Mediathek: »In Therapie«

»In Therapie« (Staffel 1, 2020). © Carole Bethuel, Les Films du Poisson

»In Therapie« (Staffel 1, 2020). © Carole Bethuel, Les Films du Poisson

Nach dem Anschlag

Manche Serienkonzepte sind so einleuchtend und universell, dass sie schnell in anderen Ländern adaptiert werden. So gibt es weltweit zahlreiche mehr oder weniger offizielle Versionen von »The Office« oder »Ugly Betty«. Besonders beliebt sind in den letzten Jahren Remakes israelischer Formate, von der Spionageserie »Homeland« nach dem Original »Hatufim«, dem Teenagerdrama »Euphoria« bis zur Dramedyreihe »Milk & Honey«, die einen Escortservice junger Männer vom Nahen Osten in die brandenburgische Provinz verlegte. Kaum eine Serie wurde dabei öfter in andere Kulturen übertragen wie »BeTipul« über einen Psychotherapeuten und seine wöchentlichen Sitzungen.

Nach Versionen in den Vereinigten Staaten (»In Treatment« mit Gabriel Byrne), den Niederlanden, Brasilien, Serbien, Argentinien, Italien und etlichen weiteren Ländern kommt nun rund eine Dekade nach dem Hype eine Variante aus Frankreich. Das ist schon allein deshalb erwähnenswert, weil es das erste Serienprojekt des wohl erfolgreichsten Regieduos des französischen Kinos ist: Olivier Nakache und Éric Toledano, die allein mit »Ziemlich beste Freunde« in Frankreich über 19 Millionen Zuschauer in die Kinos lockten und weitere neun Millionen in Deutschland. Auch der Film war übrigens ein Role-Model für fremdsprachige Varianten in halb Europa, den USA und Indien. 

Dem strengen Therapiekonzept blieben Nakache/Toledano treu: Die Serie wird auf Arte ab 4. Februar fünf Mal pro Woche werktags ausgestrahlt, derselbe Therapeut empfängt in jeder Folge je einen Klienten zur Sitzung, so dass sich auch für den Zuschauer eine gewisse Routine entwickelt: montags die junge Chirurgin Ariane (Mélanie Thierry), dienstags der Elitepolizist Adel (Reda Kateb), mittwochs die 16-jährige Leistungsschwimmerin Camille (Céleste Brunnquell), donnerstags das Ehepaar Léonora und Damien (Clémence Poésy und Pio Marmaï). Am fünften Tag begibt sich Philippe Dayan (Frédéric Pierrot) selbst in Therapie bei seiner Kollegin Edith (Carole Bouquet). 
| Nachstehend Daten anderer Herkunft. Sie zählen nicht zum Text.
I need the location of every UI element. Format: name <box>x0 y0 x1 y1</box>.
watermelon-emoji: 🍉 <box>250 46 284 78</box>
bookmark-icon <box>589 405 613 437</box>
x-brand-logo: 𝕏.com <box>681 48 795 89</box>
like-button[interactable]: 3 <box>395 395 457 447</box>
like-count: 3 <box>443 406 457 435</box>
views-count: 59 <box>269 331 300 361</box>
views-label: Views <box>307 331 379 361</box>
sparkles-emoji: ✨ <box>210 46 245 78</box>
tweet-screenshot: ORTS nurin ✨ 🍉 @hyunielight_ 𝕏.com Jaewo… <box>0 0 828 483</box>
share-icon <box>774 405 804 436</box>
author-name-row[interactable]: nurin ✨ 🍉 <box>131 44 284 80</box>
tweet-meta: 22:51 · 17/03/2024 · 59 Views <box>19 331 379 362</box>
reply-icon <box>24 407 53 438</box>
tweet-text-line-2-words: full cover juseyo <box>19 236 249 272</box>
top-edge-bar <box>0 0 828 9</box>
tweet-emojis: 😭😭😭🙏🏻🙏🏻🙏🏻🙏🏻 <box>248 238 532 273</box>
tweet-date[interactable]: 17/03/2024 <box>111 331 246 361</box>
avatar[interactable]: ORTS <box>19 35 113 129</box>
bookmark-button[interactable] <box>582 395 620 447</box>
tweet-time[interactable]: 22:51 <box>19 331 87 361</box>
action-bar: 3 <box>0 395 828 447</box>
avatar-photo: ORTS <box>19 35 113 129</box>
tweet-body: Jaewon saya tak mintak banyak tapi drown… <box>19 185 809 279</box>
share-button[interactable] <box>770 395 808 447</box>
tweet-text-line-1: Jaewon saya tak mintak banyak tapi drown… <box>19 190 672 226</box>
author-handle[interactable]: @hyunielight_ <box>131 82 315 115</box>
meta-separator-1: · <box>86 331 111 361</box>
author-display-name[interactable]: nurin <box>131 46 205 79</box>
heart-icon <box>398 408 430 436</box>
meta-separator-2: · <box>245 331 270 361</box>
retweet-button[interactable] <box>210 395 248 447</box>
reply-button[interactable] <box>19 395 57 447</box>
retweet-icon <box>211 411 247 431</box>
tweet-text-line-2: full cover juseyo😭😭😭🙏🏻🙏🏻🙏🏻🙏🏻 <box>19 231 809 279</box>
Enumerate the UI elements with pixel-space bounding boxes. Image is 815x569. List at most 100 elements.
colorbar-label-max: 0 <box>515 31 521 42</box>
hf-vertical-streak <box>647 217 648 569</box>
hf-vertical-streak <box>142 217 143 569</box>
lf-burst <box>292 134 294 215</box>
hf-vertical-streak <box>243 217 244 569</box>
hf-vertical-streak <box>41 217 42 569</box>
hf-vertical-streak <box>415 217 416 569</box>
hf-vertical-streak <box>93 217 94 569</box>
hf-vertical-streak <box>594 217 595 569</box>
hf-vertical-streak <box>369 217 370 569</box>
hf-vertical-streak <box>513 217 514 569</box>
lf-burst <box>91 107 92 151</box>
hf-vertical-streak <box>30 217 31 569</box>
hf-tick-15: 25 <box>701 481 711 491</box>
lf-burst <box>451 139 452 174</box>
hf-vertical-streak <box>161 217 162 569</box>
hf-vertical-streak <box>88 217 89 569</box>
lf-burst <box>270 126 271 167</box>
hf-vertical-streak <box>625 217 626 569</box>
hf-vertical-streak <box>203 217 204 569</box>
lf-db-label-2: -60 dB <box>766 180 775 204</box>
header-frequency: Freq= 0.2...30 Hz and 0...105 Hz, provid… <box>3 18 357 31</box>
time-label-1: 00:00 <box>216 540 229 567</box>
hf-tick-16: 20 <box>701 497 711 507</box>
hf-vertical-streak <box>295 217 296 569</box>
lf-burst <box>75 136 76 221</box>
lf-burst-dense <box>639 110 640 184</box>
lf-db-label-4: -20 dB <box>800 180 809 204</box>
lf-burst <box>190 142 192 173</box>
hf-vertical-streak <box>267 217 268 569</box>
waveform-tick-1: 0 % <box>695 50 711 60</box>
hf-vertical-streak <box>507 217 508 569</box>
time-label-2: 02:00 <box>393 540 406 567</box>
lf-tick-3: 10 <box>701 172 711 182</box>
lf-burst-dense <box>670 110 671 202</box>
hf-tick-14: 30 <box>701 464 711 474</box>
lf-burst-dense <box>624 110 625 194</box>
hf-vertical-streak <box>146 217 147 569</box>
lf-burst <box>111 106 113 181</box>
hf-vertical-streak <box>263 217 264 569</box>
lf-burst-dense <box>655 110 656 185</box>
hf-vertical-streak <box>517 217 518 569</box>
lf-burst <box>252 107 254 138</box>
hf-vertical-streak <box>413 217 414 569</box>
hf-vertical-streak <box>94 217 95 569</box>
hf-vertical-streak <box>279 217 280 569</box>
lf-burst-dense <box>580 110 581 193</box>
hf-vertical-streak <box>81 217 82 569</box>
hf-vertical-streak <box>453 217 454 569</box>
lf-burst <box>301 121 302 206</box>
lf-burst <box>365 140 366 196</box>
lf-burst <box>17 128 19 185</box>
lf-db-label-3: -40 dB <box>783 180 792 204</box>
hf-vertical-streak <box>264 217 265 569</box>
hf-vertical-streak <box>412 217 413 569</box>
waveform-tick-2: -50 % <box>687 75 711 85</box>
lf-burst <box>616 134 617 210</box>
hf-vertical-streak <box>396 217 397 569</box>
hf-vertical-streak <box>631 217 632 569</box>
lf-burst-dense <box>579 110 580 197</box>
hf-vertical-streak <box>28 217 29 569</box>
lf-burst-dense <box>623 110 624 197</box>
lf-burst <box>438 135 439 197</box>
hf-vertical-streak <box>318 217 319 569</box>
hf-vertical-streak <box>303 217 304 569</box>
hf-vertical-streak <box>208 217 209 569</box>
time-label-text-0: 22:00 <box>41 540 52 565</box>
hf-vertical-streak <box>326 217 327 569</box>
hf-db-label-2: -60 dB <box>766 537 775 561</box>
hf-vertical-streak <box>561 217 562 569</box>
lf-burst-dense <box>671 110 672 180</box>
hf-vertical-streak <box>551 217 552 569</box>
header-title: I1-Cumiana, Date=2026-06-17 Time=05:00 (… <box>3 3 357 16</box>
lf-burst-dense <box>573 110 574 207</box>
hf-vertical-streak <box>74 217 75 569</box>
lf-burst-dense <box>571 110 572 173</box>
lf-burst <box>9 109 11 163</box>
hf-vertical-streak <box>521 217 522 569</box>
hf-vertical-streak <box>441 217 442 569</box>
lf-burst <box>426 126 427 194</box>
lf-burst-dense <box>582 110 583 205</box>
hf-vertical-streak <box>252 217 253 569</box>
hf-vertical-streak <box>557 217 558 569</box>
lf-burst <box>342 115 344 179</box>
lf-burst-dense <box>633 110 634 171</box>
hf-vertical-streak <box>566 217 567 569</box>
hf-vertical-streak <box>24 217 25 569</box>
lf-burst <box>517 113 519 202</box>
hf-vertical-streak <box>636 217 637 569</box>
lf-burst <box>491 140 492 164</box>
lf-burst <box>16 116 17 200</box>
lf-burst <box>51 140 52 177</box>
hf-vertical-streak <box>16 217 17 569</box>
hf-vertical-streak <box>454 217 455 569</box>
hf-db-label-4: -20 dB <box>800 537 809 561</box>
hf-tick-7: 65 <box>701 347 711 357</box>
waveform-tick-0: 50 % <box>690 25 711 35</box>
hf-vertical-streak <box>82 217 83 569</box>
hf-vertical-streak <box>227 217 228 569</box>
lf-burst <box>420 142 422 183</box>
Der Clou bei dieser in Paris angesiedelten Variante ist der reale historische Hintergrund, in dem die Erzählung angesiedelt ist: Sie beginnt nur wenige Tage nach dem islamistischen Terroranschlag auf den Konzertclub Bataclan im November 2015, bei dem 130 Menschen ermordet wurden. Und auch wenn nicht jede der Figuren unmittelbar von dem Attentat betroffen ist, spiegeln Nakache und Toledano doch in jeder Erzählung die Erschütterungen der französischen Gesellschaft wider. Am direktesten wird dies in dem Handlungsstrang mit dem von Reda Kateb verkörperten Polizisten thematisiert, der durch den Sondereinsatz im Bataclan stark traumatisiert ist, dies aber lange nicht wahrhaben will.

Als nicht unrelevant erweist sich auch die jüdische Tradition, in der die Serie steht. Die Figur des Therapeuten Dayan ist Nachfahre sephardischer Juden aus Marokko und auch die beiden Macher Nakache und Toledano selbst sind jüdisch und reflektieren mit ihrer »BeTipul«-Version die nicht erst seit den Terroranschlägen bedrohlicher gewordene Situation in Frankreich. Daneben geht es, immer wieder sehr nah an der Vorlage, um klassische Therapiethemen wie Traumata und Ängste, Verdrängung und Übertragung. Dieses psychotherapeutische Erzählexperiment ist in seinem strengen Minimalismus perfektes Fernsehen, die in langen Einstellungen und chronologisch gedrehten Gespräche finden fast ausschließlich in Dayans Praxiszimmer statt, die hervorragend geschriebenen und subtil gespielten Dialoge sind dicht, ohne aufgesetzt zu wirken, selbst in der deutschen Synchronisation. Vieles spielt sich, wie in einer realen Therapie, im Kopf ab. Dank der Mediathek ist man dabei nicht auf die festen Termine angewiesen. So lässt sich die Serie wie schon beim Original und dem erfolgreichen US-Remake sowohl Folge für Folge schauen oder Patient für Patient. Ein Genuss und Erkenntnisgewinn, jenseits von Klischees.